If I define the cosine and sine Fourier transform as (skipping constant prefactors $(2\pi)^{0.5}$):
$$\mathcal{F}_C\{f(x)\}=\int_0^{\infty}\,f(x)\,\cos(\omega x)\,dx$$
and
$$\mathcal{F}_S\{f(x)\}=\int_0^{\infty}\,f(x)\,\sin(\omega x)\,dx$$
with $\omega>0$ and $f(x)$ is a real continous function such as $\int_0^{\infty}\,f(x)\,dx=1$ and $\lim_{x \to +\infty}\,f(x) = 0$. Now I would like to calculate the following limits:
1.$$\lim_{\omega \to 0}\,\mathcal{F}_{C}\{f(x)\}=?$$
2.$$\lim_{\omega \to 0}\,\mathcal{F}_{S}\{f(x)\}=?$$
3.$$\lim_{\omega \to +\infty}\,\mathcal{F}_{C}\{f(x)\}=?$$
4.$$\lim_{\omega \to +\infty}\,\mathcal{F}_{S}\{f(x)\}=?$$
Limits 1 and 2 are easily calculated to be equal to 1 and 0, respectively. This result is obtained by interchanging the integral and limit operators. However, since the limits $\omega \to +\infty$ for $\cos(\omega x)$ and $\sin(\omega x)$ do not exist, I cannot use the same trick for limits 3 and 4.

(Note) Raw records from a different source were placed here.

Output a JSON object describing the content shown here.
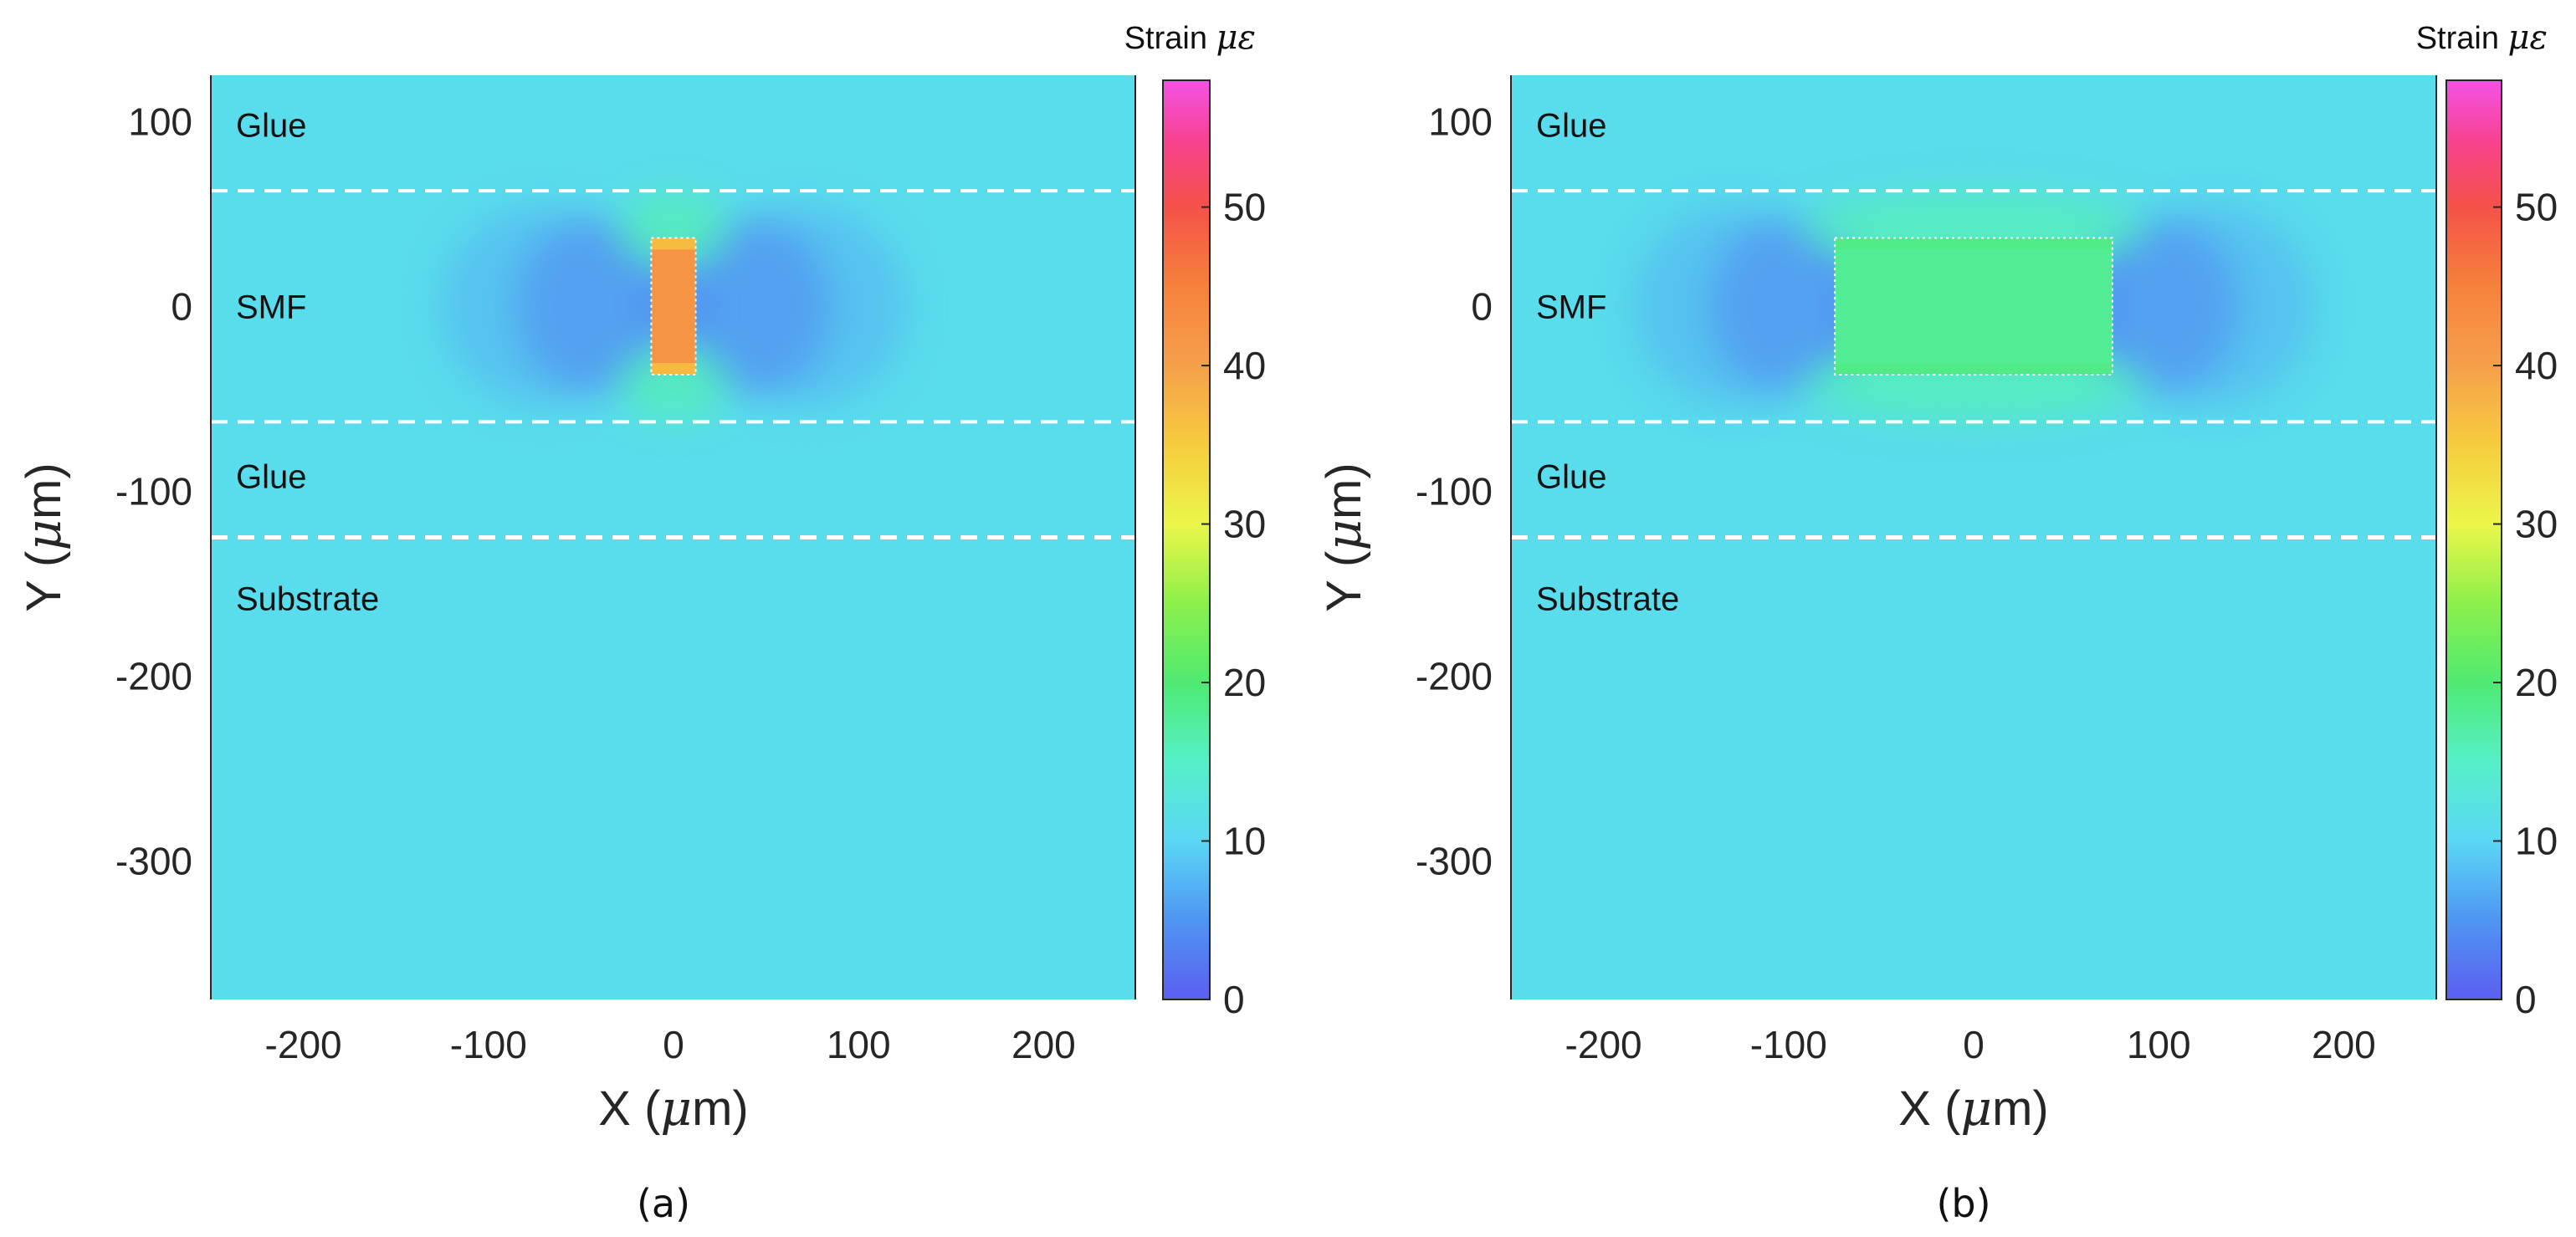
{
  "chart_data": [
    {
      "type": "heatmap",
      "id": "a",
      "caption": "(a)",
      "xlabel_prefix": "X (",
      "xlabel_mu": "μ",
      "xlabel_suffix": "m)",
      "ylabel_prefix": "Y (",
      "ylabel_mu": "μ",
      "ylabel_suffix": "m)",
      "xlim": [
        -250,
        250
      ],
      "ylim": [
        -375,
        125
      ],
      "xticks": [
        -200,
        -100,
        0,
        100,
        200
      ],
      "xtick_labels": [
        "-200",
        "-100",
        "0",
        "100",
        "200"
      ],
      "yticks": [
        100,
        0,
        -100,
        -200,
        -300
      ],
      "ytick_labels": [
        "100",
        "0",
        "-100",
        "-200",
        "-300"
      ],
      "layer_boundaries_y": [
        62.5,
        -62.5,
        -125
      ],
      "region_labels": [
        {
          "text": "Glue",
          "y": 98
        },
        {
          "text": "SMF",
          "y": 0
        },
        {
          "text": "Glue",
          "y": -92
        },
        {
          "text": "Substrate",
          "y": -158
        }
      ],
      "background_strain": 11,
      "inclusion": {
        "x0": -12,
        "x1": 12,
        "y0": -37,
        "y1": 37,
        "strain": 42,
        "edge_strain": 36
      },
      "low_strain_lobes": {
        "x_left": -22,
        "x_right": 22,
        "y": 0,
        "strain": 4
      },
      "colorbar": {
        "title": "Strain",
        "unit": "με",
        "ticks": [
          0,
          10,
          20,
          30,
          40,
          50
        ],
        "tick_labels": [
          "0",
          "10",
          "20",
          "30",
          "40",
          "50"
        ],
        "range": [
          0,
          58
        ]
      }
    },
    {
      "type": "heatmap",
      "id": "b",
      "caption": "(b)",
      "xlabel_prefix": "X (",
      "xlabel_mu": "μ",
      "xlabel_suffix": "m)",
      "ylabel_prefix": "Y (",
      "ylabel_mu": "μ",
      "ylabel_suffix": "m)",
      "xlim": [
        -250,
        250
      ],
      "ylim": [
        -375,
        125
      ],
      "xticks": [
        -200,
        -100,
        0,
        100,
        200
      ],
      "xtick_labels": [
        "-200",
        "-100",
        "0",
        "100",
        "200"
      ],
      "yticks": [
        100,
        0,
        -100,
        -200,
        -300
      ],
      "ytick_labels": [
        "100",
        "0",
        "-100",
        "-200",
        "-300"
      ],
      "layer_boundaries_y": [
        62.5,
        -62.5,
        -125
      ],
      "region_labels": [
        {
          "text": "Glue",
          "y": 98
        },
        {
          "text": "SMF",
          "y": 0
        },
        {
          "text": "Glue",
          "y": -92
        },
        {
          "text": "Substrate",
          "y": -158
        }
      ],
      "background_strain": 11,
      "inclusion": {
        "x0": -75,
        "x1": 75,
        "y0": -37,
        "y1": 37,
        "strain": 18,
        "edge_strain": 19
      },
      "low_strain_lobes": {
        "x_left": -80,
        "x_right": 80,
        "y": 0,
        "strain": 4
      },
      "colorbar": {
        "title": "Strain",
        "unit": "με",
        "ticks": [
          0,
          10,
          20,
          30,
          40,
          50
        ],
        "tick_labels": [
          "0",
          "10",
          "20",
          "30",
          "40",
          "50"
        ],
        "range": [
          0,
          58
        ]
      }
    }
  ]
}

By using $f(x)=\exp(-x)$ as test function, I see that both limits 3 and 4 goes to 0.
How can I prove this for a general $f(x)$?
The Riemann-Lebesgue Lemma states that if $f$ is $\mathscr{L}^1$ integrable, then
$$\lim_{\omega \to \infty}\int_{-\infty}^{\infty}f(t)e^{i\omega t}dt=0$$.
Obviously, for real-valued $f$, we have
$$\lim_{\omega \to \infty}\int_{-\infty}^{\infty}f(t)e^{i\omega t}dt=\lim_{\omega \to \infty}\int_{-\infty}^{\infty}f(t)\cos(\omega t)dt+i\lim_{\omega \to \infty}\int_{-\infty}^{\infty}f(t)\sin(\omega t)dt=0.$$
Thus, this implies that both
$$\lim_{\omega \to \infty}\int_{-\infty}^{\infty}f(t)\cos(\omega t)dt=0$$
and
$$\lim_{\omega \to \infty}\int_{-\infty}^{\infty}f(t)\sin(\omega t)dt=0.$$